I was under the impression that point of debate in science was to find the truth and not to cast aspersions on those who do not agree with you.
"What does a small donation from Philip Morris have to do with anything"
Everything if you are a marxian.
Philip Morris is to a marxian what "The Jooz" are to a nazi.
That particular line has been answered here (on realclimate, a blog run by top climate scientists).
Which contends that the melting on Mars is a function of normal variation sans human industrial activity.
Actually Michaels is no longer a full bore denialist. His current view is that global temp is rising in a straight line, largely due to human sources. The straight line is a balance between the exponential increase of CO2 accumulations in the atmosphere and the logarithmic relationship between that and global temperature. His straight line projection does put him as forecasting lower rates of temperature increase than most observers, and in that regard he might still be regarded as being in the "denialist" camp. But he has definitely softened his line on this whole matter.
In reverse order:
Rosser, he may have, but his credibility is still zero, in my opinion.
Tex, you only see what you want to see, don't you? Read it again. The insinuation that solar input is responsible is answered. Also, they comment that the denialist took decades to conclude that the earth was warming, despite enormous evidence. Then when it suited their political goals, only a few very noisy measurements were enough to conclude that Mars was warming.
Also, if you think 200000$ is a small donation, could you give me a small donation, please?

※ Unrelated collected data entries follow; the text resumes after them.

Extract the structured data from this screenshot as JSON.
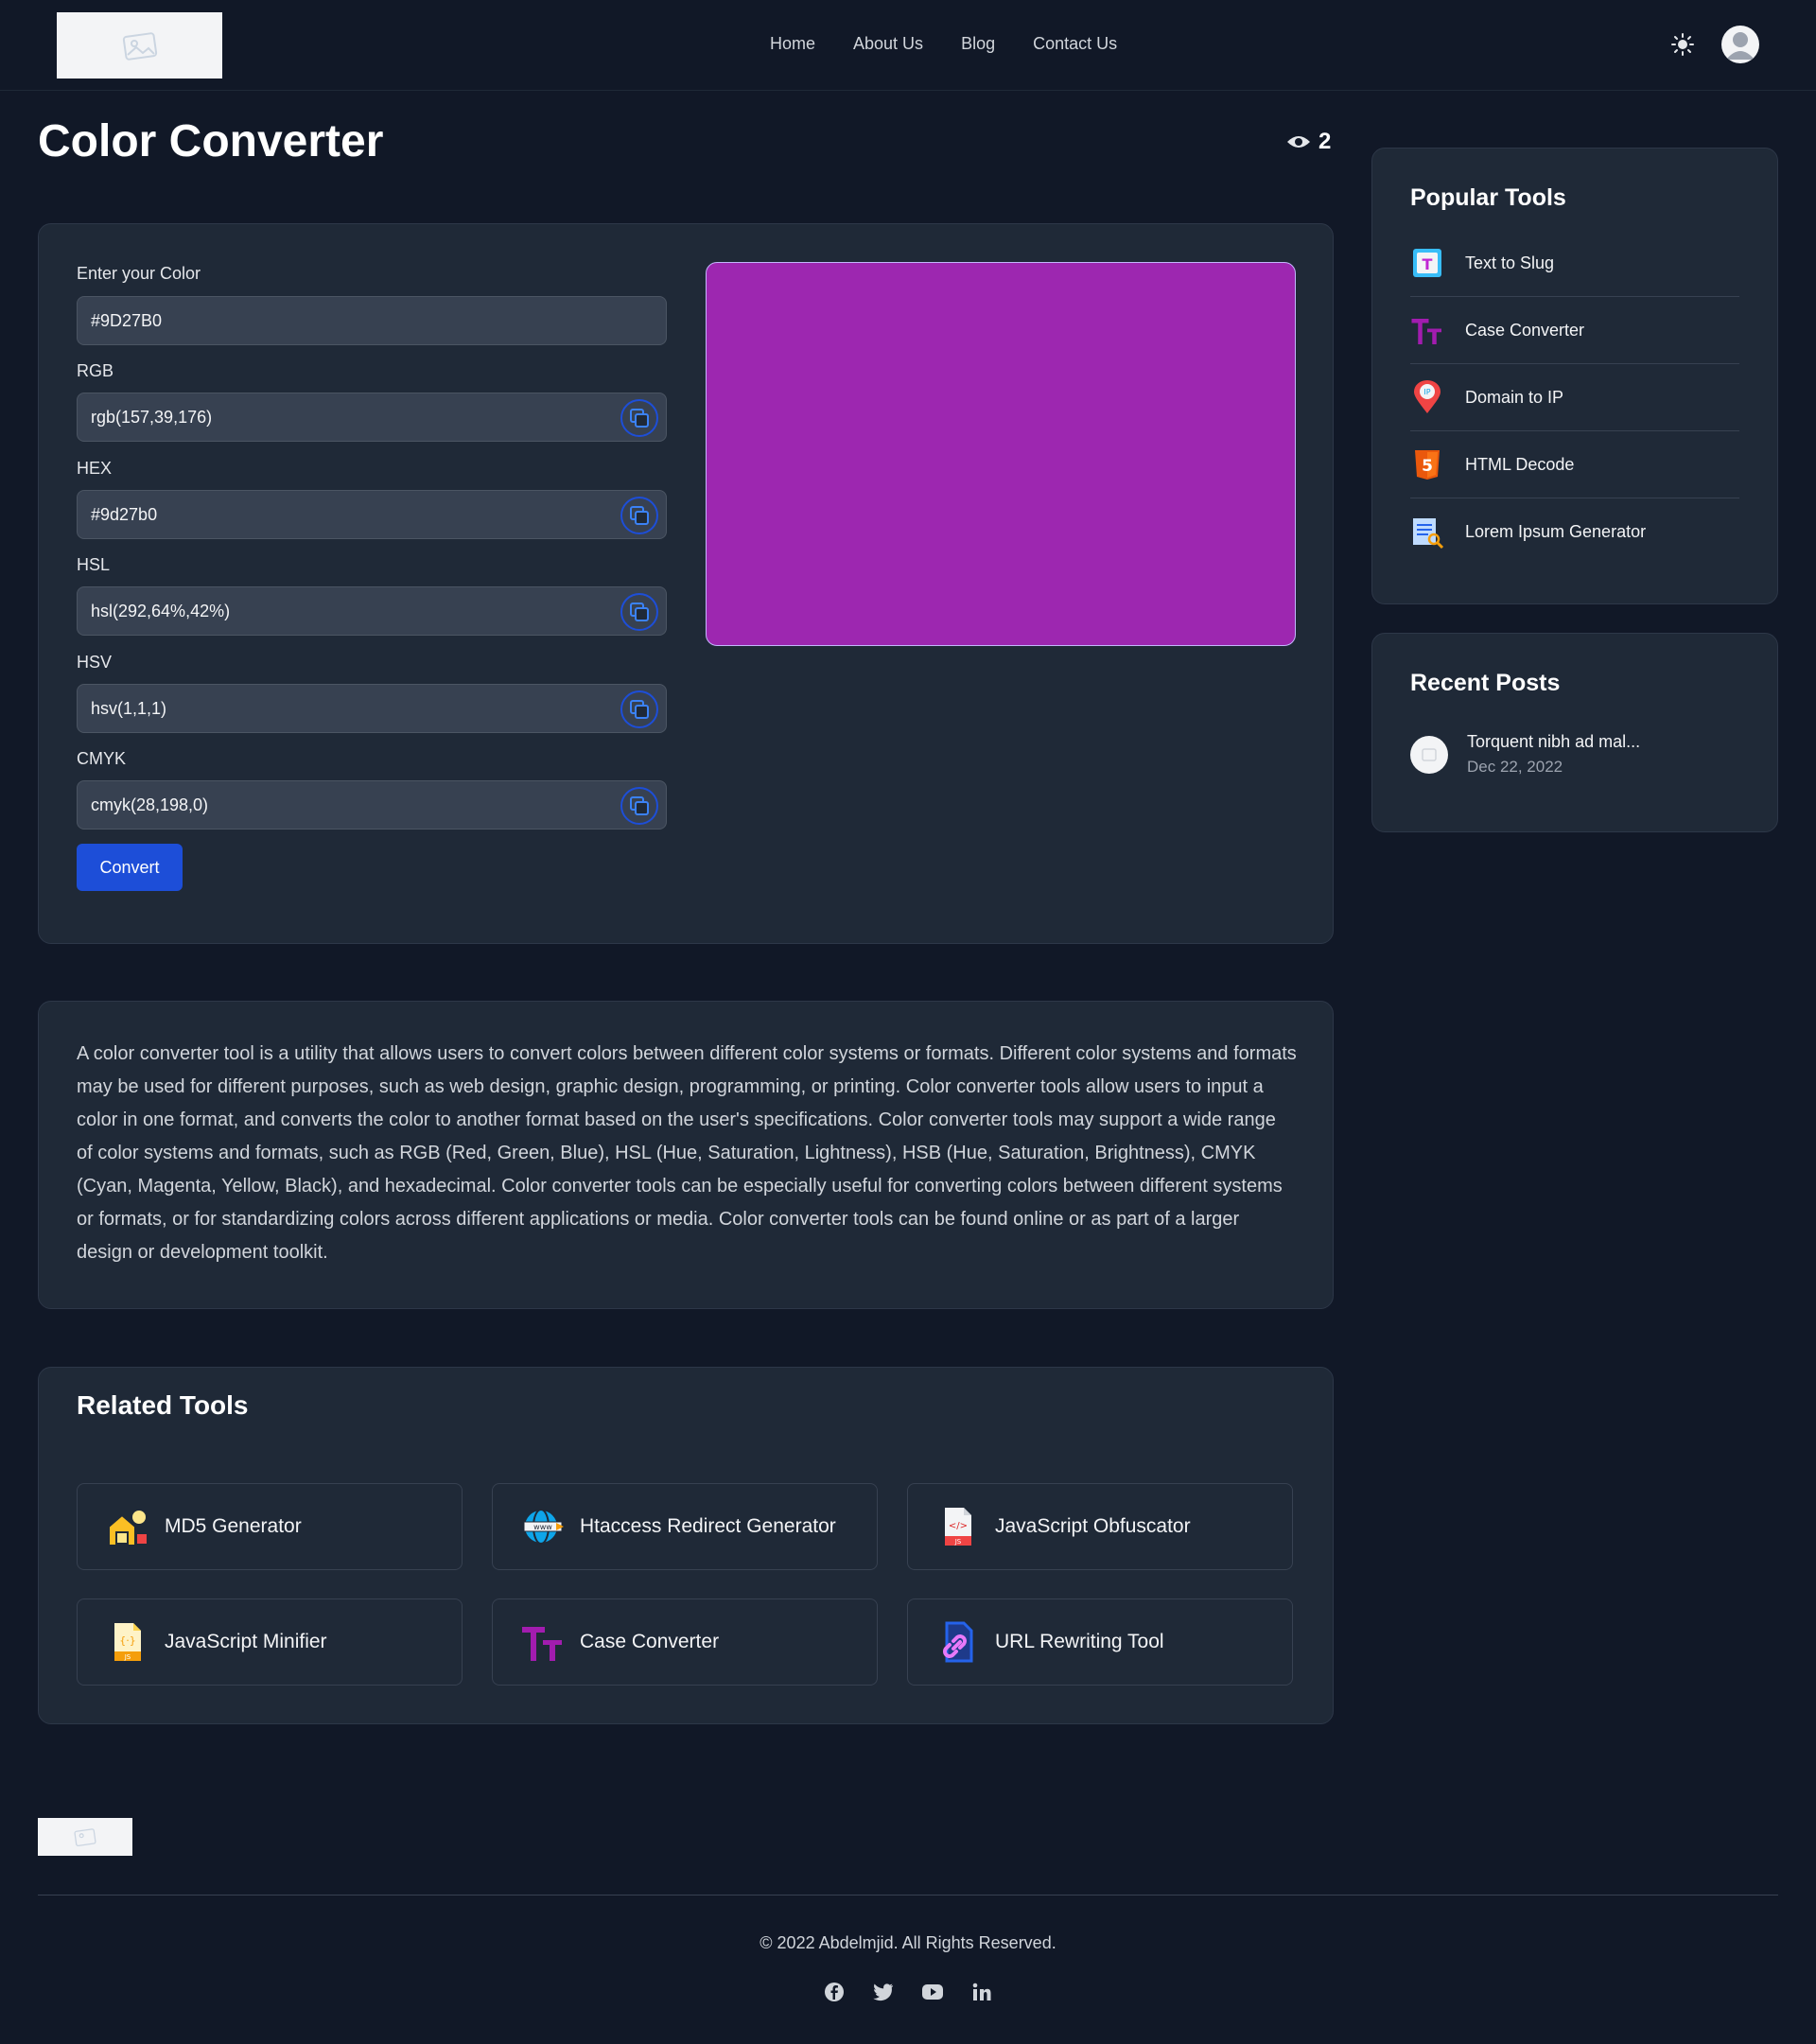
{
  "header": {
    "nav": [
      "Home",
      "About Us",
      "Blog",
      "Contact Us"
    ]
  },
  "page": {
    "title": "Color Converter",
    "views": "2"
  },
  "converter": {
    "input_label": "Enter your Color",
    "input_value": "#9D27B0",
    "fields": [
      {
        "label": "RGB",
        "value": "rgb(157,39,176)"
      },
      {
        "label": "HEX",
        "value": "#9d27b0"
      },
      {
        "label": "HSL",
        "value": "hsl(292,64%,42%)"
      },
      {
        "label": "HSV",
        "value": "hsv(1,1,1)"
      },
      {
        "label": "CMYK",
        "value": "cmyk(28,198,0)"
      }
    ],
    "convert_label": "Convert",
    "preview_color": "#9d27b0"
  },
  "description": "A color converter tool is a utility that allows users to convert colors between different color systems or formats. Different color systems and formats may be used for different purposes, such as web design, graphic design, programming, or printing. Color converter tools allow users to input a color in one format, and converts the color to another format based on the user's specifications. Color converter tools may support a wide range of color systems and formats, such as RGB (Red, Green, Blue), HSL (Hue, Saturation, Lightness), HSB (Hue, Saturation, Brightness), CMYK (Cyan, Magenta, Yellow, Black), and hexadecimal. Color converter tools can be especially useful for converting colors between different systems or formats, or for standardizing colors across different applications or media. Color converter tools can be found online or as part of a larger design or development toolkit.",
  "related": {
    "title": "Related Tools",
    "tools": [
      {
        "label": "MD5 Generator",
        "icon": "md5-icon"
      },
      {
        "label": "Htaccess Redirect Generator",
        "icon": "www-globe-icon"
      },
      {
        "label": "JavaScript Obfuscator",
        "icon": "js-file-icon"
      },
      {
        "label": "JavaScript Minifier",
        "icon": "js-minifier-icon"
      },
      {
        "label": "Case Converter",
        "icon": "case-tt-icon"
      },
      {
        "label": "URL Rewriting Tool",
        "icon": "link-icon"
      }
    ]
  },
  "sidebar": {
    "popular_title": "Popular Tools",
    "popular": [
      {
        "label": "Text to Slug",
        "icon": "text-t-icon"
      },
      {
        "label": "Case Converter",
        "icon": "case-tt-icon"
      },
      {
        "label": "Domain to IP",
        "icon": "ip-pin-icon"
      },
      {
        "label": "HTML Decode",
        "icon": "html5-icon"
      },
      {
        "label": "Lorem Ipsum Generator",
        "icon": "document-search-icon"
      }
    ],
    "recent_title": "Recent Posts",
    "recent": [
      {
        "title": "Torquent nibh ad mal...",
        "date": "Dec 22, 2022"
      }
    ]
  },
  "footer": {
    "copyright": "© 2022 Abdelmjid. All Rights Reserved."
  },
  "colors": {
    "background": "#111827",
    "card": "#1f2937",
    "accent": "#1d4ed8"
  }
}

Polluting industry has a large vested interest in denying that climate change is happening, that we are causing it, or that it matters. Governments have no comparable interest in asserting it. Nor do scientists - Funding is a moot point: If someone had good evidence against any of the three, you can bet they would find funding! Even environmentalists don't, unless you believe the conspiracy theories that they are all secretly nazis...
Eli Rabett has posted an interesting mail from another conservative think tank, the Alexis de Toqueville institution, which gives some insight into how the more disreputable think-tanks work. That may serve as an illustration why I don't give the CEI the benefit of much doubt.